The Measure is accompanied by a Code of Practice, although with regard to the disposal of fonts &c, the relevant parts add little more than section 76[2]. Around twenty Church of England church buildings are closed for worship each year, and those currently being marketed for a suitable alternative use are listed here. Draft Pastoral Schemes and Orders currently being considered by the Church Commissioners are listed here, including both parish reorganisation and church building disposal.


The provisions within section 76 do not per se advance considerations on how unwanted fonts should be disposed of, or the weight that should be placed upon their sacramental nature. But neither do they impose any legal or other restrictions, merely referring to their “disposal”; they place the onus on the means of disposal on the provisions within a pastoral church buildings scheme or a pastoral (church buildings disposal) scheme under the 2011 Measure, or by directions of the bishop in the absence of such provisions, and not the consistory court, S76(5).
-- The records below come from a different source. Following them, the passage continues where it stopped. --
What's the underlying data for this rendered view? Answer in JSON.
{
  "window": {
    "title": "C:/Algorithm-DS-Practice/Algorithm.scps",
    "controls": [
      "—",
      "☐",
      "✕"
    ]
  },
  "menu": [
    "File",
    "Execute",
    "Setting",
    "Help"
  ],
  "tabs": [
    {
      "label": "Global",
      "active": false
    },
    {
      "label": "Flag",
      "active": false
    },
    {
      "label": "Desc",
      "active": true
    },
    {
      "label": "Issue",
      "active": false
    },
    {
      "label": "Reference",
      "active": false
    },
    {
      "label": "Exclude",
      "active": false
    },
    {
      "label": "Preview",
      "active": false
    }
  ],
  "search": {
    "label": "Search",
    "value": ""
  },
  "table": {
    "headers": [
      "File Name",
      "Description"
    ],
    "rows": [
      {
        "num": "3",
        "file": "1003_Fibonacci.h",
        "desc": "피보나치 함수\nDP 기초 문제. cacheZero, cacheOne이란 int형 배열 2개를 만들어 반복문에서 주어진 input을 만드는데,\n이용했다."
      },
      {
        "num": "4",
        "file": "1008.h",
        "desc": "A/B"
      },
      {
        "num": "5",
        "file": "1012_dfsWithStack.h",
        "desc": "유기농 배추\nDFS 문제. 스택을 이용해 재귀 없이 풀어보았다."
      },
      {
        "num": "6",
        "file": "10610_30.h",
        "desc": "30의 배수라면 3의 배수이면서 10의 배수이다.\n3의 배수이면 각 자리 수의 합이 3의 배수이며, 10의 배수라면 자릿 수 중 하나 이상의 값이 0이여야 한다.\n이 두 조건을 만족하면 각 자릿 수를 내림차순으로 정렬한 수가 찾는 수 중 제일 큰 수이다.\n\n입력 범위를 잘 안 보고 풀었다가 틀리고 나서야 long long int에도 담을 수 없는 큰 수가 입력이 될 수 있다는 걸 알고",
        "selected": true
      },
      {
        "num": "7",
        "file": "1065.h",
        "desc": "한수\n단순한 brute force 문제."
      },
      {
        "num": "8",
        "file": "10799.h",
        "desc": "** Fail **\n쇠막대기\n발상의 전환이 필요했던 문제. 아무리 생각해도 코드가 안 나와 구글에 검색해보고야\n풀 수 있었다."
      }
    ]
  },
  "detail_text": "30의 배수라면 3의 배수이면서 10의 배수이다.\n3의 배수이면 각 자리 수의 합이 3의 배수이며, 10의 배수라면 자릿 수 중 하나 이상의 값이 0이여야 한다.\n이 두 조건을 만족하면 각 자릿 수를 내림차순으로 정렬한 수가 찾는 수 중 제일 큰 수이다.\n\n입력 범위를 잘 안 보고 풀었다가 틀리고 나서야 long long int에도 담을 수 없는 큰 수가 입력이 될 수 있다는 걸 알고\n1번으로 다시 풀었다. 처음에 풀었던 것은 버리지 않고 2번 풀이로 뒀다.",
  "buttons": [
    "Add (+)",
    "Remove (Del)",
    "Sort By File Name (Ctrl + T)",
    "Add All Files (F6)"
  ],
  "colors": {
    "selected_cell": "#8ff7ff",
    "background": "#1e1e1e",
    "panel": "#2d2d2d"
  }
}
In practice, therefore, decisions relating to the fate of unwanted fonts under these schemes are determined through the involvement of a number of bodies at a local, diocesan level, although no doubt the arbiters will take note of legal and sacramental considerations in making their decision. Nevertheless, there exists a procedure within the ecclesiastical law of the Church, to which the faculty jurisdiction is inapplicable, for which the sacramental nature of fonts &c is not an implicit concern [the word “sacramental” is absent from both the Measure and its Code of Practice].

Whilst quasi-legislative guidance will only have persuasive effect, and need not be followed, as in In re St Peter’s, Draycott [2009] Fam 93 in relation to font, and debatably in the more recent Re St. Mary Balcombe [2015] regarding the selection of a contractor. However, its existence nevertheless provides a benchmark against which judgements may be considered.

This post was updated on 27 May 2016 following our considerations of Re St Philip Scholes [2016] ECC Lee 5, here.

[1] D Stancliffe, Baptism and Fonts [1994] 3 Ecc LJ (14) 141-148.

[2] Sections 21.25 and 21.36, and Appendix 2.6.

Cite this article as: David Pocklington, "Last rites for fonts – continued" in Law & Religion UK, 17 April 2015,

9 thoughts on “Last rites for fonts – continued

  1. Thanks for this further elucidation, David. But my concerns relate more particularly to fonts in churches which remain in normal parochial use where, for whatever reason, the parish seeks to dispose of its ‘historic’ font, and as I suggested previously, it is helpful to distinguish the various scenarios.